As the academic portion of my graduate program ends in December, the experiential part will begin, and we will all go off to serve full-time internships in arts organizations.
I will be going to Park City, Utah, to work a seasonal position at Sundance Film Festival. (I'm thrilled!) I love festivals, but I don't actually know a lot about film, or what is going on in the organization, so I signed up for Google Alerts. Now I get a list, delivered daily to my inbox, of all related news articles with the words "Sundance Film Festival."
Thanks to google, I'm now up to date on the PR hot potato proposition 8 in California has turned into for Sundance. This is the upshot: Utah is full of Mormon influence and money. Many activist groups are angry about the sway the Mormon church seems to have had in passing prop. 8, revoking gay rights to marriage. Consequently, there has been a push among gay-rights activists to boycott Utah, to punish the Mormons.
Sundance reps are issuing statements that reconfirm the festival's consistent commitment to independent and diverse voices through creative work. Sundance has long been a liberal advocate of films with gay subject-matter, no question. So a boycott should exclude the festival, right?
It gets more complicated. Sundance utilizes for screenings a local theater owned by Cinemark, whose CEO is a "yes on prop 8" $10,000 donor, and also uses a Marriott hotel for festival headquarters, whose CEO Bill Marriott is also a prominent Mormon church member and prop 8 donor. (Full story
here.)
So Sundance money, or indirectly the money of those who attend Sundance, is going toward these companies that advocates would call "the enemy." Is Sundance wrong, then, to do business with "enemy" companies?

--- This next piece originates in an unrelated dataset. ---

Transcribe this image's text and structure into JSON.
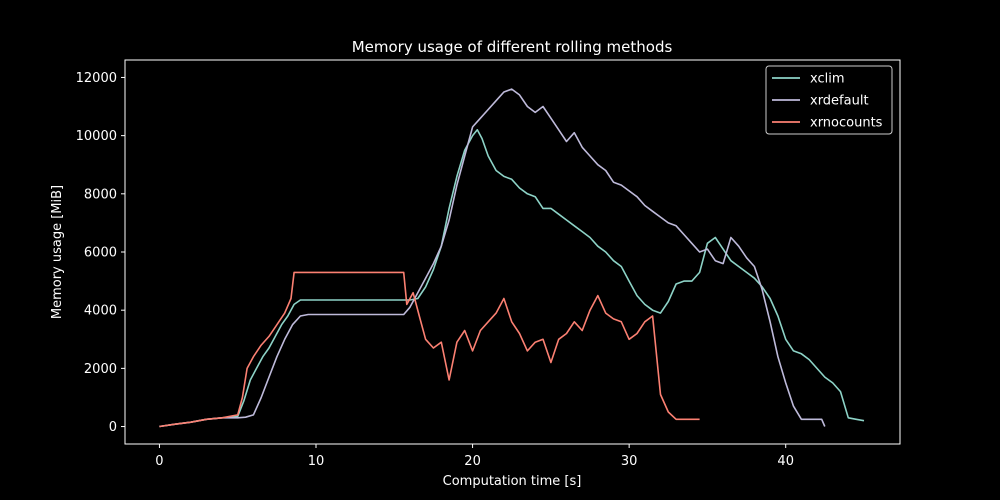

My first instinct is to say the answer lies in how closely tied we perceive the leadership's personal values to be with company values. If the CEO donated his own personal money, to support an issue the company had no position on, is there no problem? (Cinemark has said the opinions and personal donations of their CEO have no bearing on the position of the company.) Possibly. But it is also possible a CEO's personal decisions reflect on his company inseparably.
We don't want civic leaders to be involved in sex scandals. Why? Because that would reflect poorly on the rest of us, who pay his salary with public dollars. Or because it proves he has values not in line with ours, rendering him unable to do his job the way we would like. Either way, we might agree the personal values of other types of leaders in the public eye cannot be entirely separated from their professional work.
Granted private companies are held less responsible to the people than are public officials. But we vote on who stays and who goes, just the same; in one case with our ballots in an election, in the other with where we spend our dollars in the free market.
So Sundance has a choice, to not spend its dollars with a company whose leadership holds values the festival finds morally reprehensible.
But perhaps this is a case of the ends justifying the means. Sundance Film Festival is a fundraiser for the Sundance Institute, a non-profit organization whose mission is to support and develop independent artists and audiences around the world. Sundance has a good mission, and to accomplish it, it needs screening theaters and hotels. And in a restricted geographic region, there simply aren't a lot of options.
Who they choose to do business with is inevitably a value statement, but in this case, is one that is overshadowed by the stronger value statement Sundance makes with its history of supporting and nurturing filmmakers of all ethnicities, backgrounds, and sexual orientations. By giving a launching platform to minority voices, they do better than they would if they refused to do business with differently-valued parties entirely.